Devery  saw this one in Part Three of this series, used 8 times for boys 
Evienne  one of the names given by writers to the "Lady of the Lake" of Arthurian legend. Her other names include Nimue, Viviane, Niniane, Nivian and Nyneve  all so pretty!
Future  not for everyone, right? I, however, dig it
Jeremia  a form of Jeremiah, a traditionally male Hebrew name meaning "Yahweh has uplifted"
Kerala — the name of an Indian state on the Malabar coast. The word means "hill country"
Lianet — also found as Liannet or Lianette, this seems to be a smushing of elements Lia and the suffix "-net/-nette," used in Spanish-speaking countries (model Liannet Borrego is from Cuba). I like its fresh, light sound
Malone  a surname meaning "descendant of St.
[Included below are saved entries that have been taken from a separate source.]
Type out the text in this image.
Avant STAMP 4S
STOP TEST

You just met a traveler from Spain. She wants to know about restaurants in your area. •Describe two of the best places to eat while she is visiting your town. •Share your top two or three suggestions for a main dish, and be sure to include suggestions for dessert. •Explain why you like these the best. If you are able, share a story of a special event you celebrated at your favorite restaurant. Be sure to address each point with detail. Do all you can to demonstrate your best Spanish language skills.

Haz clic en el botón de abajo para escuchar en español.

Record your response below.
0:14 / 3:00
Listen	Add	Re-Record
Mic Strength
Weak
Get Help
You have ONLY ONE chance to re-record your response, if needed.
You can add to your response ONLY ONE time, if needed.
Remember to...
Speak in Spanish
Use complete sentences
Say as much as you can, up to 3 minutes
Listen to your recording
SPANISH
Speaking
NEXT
John," this, weirdly, ranks highly in France (as a boy name), probably for its similarity to Malo, a Breton name meaning "shining hostage." Its use for girls seems odd to me, but it's along the lines of other long-O surnames like Monroe, Harlow and Marlow, so I guess it could jump on the trendwagon
Minelly — along the lines of Lianet, a name smush using sounds popular in Spanish-speaking places. I wonder if the similarity to Minelli is intentional or unintentional
Navieen  probably a variant of Navin or Naveen, a masculine Indian name meaning "new." I think the sounds work nicely on a girl
Nebula  yes, please. Call her Nebby?
Omolara, Omolola, Omotola  the "Omo-" prefix (meaning "child") is typical of names of the Yoruba people of West Africa. I love the look and sound and the idea that a prefix can be paired with so many potential endings — wouldn't it be interesting if English names were like that? Omolola is my favorite of these 3 
Oneida  the (mispronounced, English) name of a Native American tribe, meaning "people of the standing stone." Whether or not you think its gauche to use it as a modern girls' name (especially if you aren't of Oneida descent) I think the name itself is lovely
Poetry — we've seen Poet and Story used, why not Poetry?
Rand  5 really dedicated Objectivist parents? 
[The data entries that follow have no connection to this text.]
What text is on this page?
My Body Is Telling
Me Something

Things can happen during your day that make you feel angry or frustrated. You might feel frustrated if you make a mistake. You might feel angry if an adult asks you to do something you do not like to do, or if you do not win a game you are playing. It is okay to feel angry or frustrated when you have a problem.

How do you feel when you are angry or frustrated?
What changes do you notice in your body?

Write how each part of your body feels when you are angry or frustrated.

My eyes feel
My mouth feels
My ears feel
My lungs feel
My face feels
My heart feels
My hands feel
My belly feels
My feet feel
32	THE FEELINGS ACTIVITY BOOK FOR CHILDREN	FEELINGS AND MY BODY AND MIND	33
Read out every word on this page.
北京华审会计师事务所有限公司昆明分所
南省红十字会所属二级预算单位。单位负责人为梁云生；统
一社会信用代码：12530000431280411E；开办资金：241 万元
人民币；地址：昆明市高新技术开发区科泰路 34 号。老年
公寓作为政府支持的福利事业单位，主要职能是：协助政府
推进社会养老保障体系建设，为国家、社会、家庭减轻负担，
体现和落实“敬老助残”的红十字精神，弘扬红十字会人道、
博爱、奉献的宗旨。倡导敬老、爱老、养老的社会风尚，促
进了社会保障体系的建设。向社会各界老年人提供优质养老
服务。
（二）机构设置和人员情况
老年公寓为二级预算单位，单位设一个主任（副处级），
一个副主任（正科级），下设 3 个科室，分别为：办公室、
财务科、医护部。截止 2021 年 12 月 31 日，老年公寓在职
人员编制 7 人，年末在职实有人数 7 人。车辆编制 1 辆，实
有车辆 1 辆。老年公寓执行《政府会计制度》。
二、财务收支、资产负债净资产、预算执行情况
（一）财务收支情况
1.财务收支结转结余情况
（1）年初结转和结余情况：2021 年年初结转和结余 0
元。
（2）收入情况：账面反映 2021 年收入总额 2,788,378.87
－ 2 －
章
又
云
Selby  an English surname from Old Norse elements meaning "willow farm"
Theda  a short form of Theodora, meaning "gift of god." Actress Theda Bara is the most popular namesake  her birth name, Theodosia Burr Goodman, is pretty great too
Vennela  a Telugu (a language spoken in primarily in the Indian state of Andhra Pradesh) word meaning "moonlight"
Wells — super preppy-rific choice. Though it rings masculine, I prefer it on a girl

7 comments:

  1. My great grandmother's name was M3tt@ Oneida, I've always thought it was a lovely name but unfortunately I think it is probably unusable in this day and age. Not only a Native American tribe, which does seem gauche, it is also a large silverware manufacturer.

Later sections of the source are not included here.